What do you understand by liberalization, privatization, and globalization? How have they helped industrial development in India?
(NCERT class 12 geography, India People and Economy, Chapter-8-Manufacturing Industries)
Answer.
The New Industrial Development Policy was introduced in India in 1991 to increase productivity, create jobs, and achieve international competitiveness in all sectors of the economy.
The New Industrial Policy of 1991 has three main dimensions; Liberalisation, Privatization, and Globalization.
Liberalization:
Liberalization means giving freedom to consumers to buy what they want from domestic or foreign markets; To give freedom to the manufacturers to produce as they wish as well as to sell or buy from the domestic market or abroad.
Under the liberalization policy;
- Industrial policy has been liberalized to attract private investors, both domestic and multinational.
- The asset limit for investment in the licensed area has been removed.
- Industrial licensing policy for most sectors was abolished except for six industries related to safety, strategic or environmental concerns.
- Free access to foreign technology was provided.
- Free and equal access to the capital market was provided to all.
- Manufacturers and sellers can export or import their finished goods or raw materials.
- The phased manufacturing program ended.
- Industrial space programs were liberalized and manufacturers were free to set up their factories where they felt fit.
Privatization:
- Privatization means the transfer of ownership from public/government to private by sale or disinvestment.
- Some sectors such as mining, telecommunications, highway construction, and management which were earlier not open to the private sector, have now been opened to the private sector.
- Under privatization, the number of industries reserved for the public sector has been reduced from 17 to 4 since 1956. Apart from industries related to nuclear power and railways, all other industries are either closed or privatized.
Globalization:
- Globalization means linking the economy of the country with the world economy. Under globalization, capital, labor, and resources as well as goods and services can move freely from one country to another.
- Globalization in India's scenario means opening up the economy to foreign direct investment by providing facilities to foreign companies to invest in various sectors.

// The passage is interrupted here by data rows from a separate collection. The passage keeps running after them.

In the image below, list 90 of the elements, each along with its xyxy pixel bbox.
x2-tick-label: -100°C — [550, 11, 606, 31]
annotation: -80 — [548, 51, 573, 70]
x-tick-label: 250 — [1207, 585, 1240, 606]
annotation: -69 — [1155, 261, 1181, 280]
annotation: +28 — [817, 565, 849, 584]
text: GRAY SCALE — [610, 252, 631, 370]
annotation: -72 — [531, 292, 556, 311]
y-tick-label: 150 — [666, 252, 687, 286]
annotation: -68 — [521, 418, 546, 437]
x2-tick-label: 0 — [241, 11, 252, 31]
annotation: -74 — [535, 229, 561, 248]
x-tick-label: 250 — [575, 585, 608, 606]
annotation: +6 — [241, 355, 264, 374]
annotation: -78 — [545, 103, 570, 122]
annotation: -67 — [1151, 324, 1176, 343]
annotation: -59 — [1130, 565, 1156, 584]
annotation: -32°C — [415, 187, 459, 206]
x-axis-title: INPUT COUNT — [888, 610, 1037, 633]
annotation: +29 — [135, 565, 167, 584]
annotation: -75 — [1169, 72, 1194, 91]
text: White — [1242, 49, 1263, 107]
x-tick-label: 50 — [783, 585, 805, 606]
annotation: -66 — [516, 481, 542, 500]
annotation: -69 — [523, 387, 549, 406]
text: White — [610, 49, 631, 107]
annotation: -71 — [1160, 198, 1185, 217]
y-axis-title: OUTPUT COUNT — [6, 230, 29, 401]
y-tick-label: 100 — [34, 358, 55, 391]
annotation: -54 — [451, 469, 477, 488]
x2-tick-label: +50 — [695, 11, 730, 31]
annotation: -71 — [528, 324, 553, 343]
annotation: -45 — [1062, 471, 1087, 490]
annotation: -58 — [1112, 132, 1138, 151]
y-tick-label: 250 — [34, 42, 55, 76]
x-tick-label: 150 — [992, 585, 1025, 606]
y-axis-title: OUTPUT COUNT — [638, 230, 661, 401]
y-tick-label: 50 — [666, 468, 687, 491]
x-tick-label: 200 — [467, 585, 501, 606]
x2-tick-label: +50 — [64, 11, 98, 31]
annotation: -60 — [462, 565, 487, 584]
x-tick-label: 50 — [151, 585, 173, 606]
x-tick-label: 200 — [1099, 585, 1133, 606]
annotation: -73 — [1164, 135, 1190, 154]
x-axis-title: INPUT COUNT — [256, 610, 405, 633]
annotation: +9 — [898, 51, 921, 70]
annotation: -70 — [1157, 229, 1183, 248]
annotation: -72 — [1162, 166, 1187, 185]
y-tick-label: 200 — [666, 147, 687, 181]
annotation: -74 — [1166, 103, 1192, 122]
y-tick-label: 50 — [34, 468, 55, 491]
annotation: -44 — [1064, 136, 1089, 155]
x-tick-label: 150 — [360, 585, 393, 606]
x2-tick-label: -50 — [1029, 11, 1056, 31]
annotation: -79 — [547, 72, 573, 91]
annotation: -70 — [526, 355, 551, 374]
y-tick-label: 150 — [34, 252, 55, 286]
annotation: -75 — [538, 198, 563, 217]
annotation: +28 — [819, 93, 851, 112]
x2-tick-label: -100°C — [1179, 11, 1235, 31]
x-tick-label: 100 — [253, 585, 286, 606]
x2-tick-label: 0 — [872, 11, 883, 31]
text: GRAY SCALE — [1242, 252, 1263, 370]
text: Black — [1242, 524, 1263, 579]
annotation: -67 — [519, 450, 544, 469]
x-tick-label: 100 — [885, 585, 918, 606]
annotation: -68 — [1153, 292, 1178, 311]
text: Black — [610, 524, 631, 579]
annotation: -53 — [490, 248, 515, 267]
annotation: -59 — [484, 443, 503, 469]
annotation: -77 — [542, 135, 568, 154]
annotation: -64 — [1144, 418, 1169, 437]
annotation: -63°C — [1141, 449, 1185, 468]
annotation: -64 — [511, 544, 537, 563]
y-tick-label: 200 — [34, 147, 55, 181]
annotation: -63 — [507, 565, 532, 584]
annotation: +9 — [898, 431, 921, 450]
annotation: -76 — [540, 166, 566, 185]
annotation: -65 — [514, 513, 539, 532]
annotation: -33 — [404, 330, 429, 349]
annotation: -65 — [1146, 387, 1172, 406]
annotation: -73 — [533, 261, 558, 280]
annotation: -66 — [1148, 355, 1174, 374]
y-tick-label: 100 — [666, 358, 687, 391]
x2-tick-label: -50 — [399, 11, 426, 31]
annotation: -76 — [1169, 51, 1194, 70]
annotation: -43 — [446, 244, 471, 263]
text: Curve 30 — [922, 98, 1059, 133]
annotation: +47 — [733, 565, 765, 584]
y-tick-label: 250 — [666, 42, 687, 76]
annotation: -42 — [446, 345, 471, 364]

- Removal of barriers and restrictions in the entry for MNCs.
- Allowing Indian companies to have foreign collaboration in India and to set up joint ventures.
- The LPG reforms of 1991 led to large-scale industrial development in India.
LPG reformed helped in the following things;
- The advent(of foreign technology) of technology in the Indian economy helped in industrial development.
- With the rapid development of the industrial and service sectors came an increase in economic opportunity and employment.
- Foreign exchange reserves increase with the introduction of FDI and increase in export.
- India's share in global exports and imports increased.
- India is now the largest recipient of remittances.
- Globalization and liberalization led to an increase in the choice of goods and services of the people.
- Due to LPG reforms, almost all global brands of goods are available in the Indian market.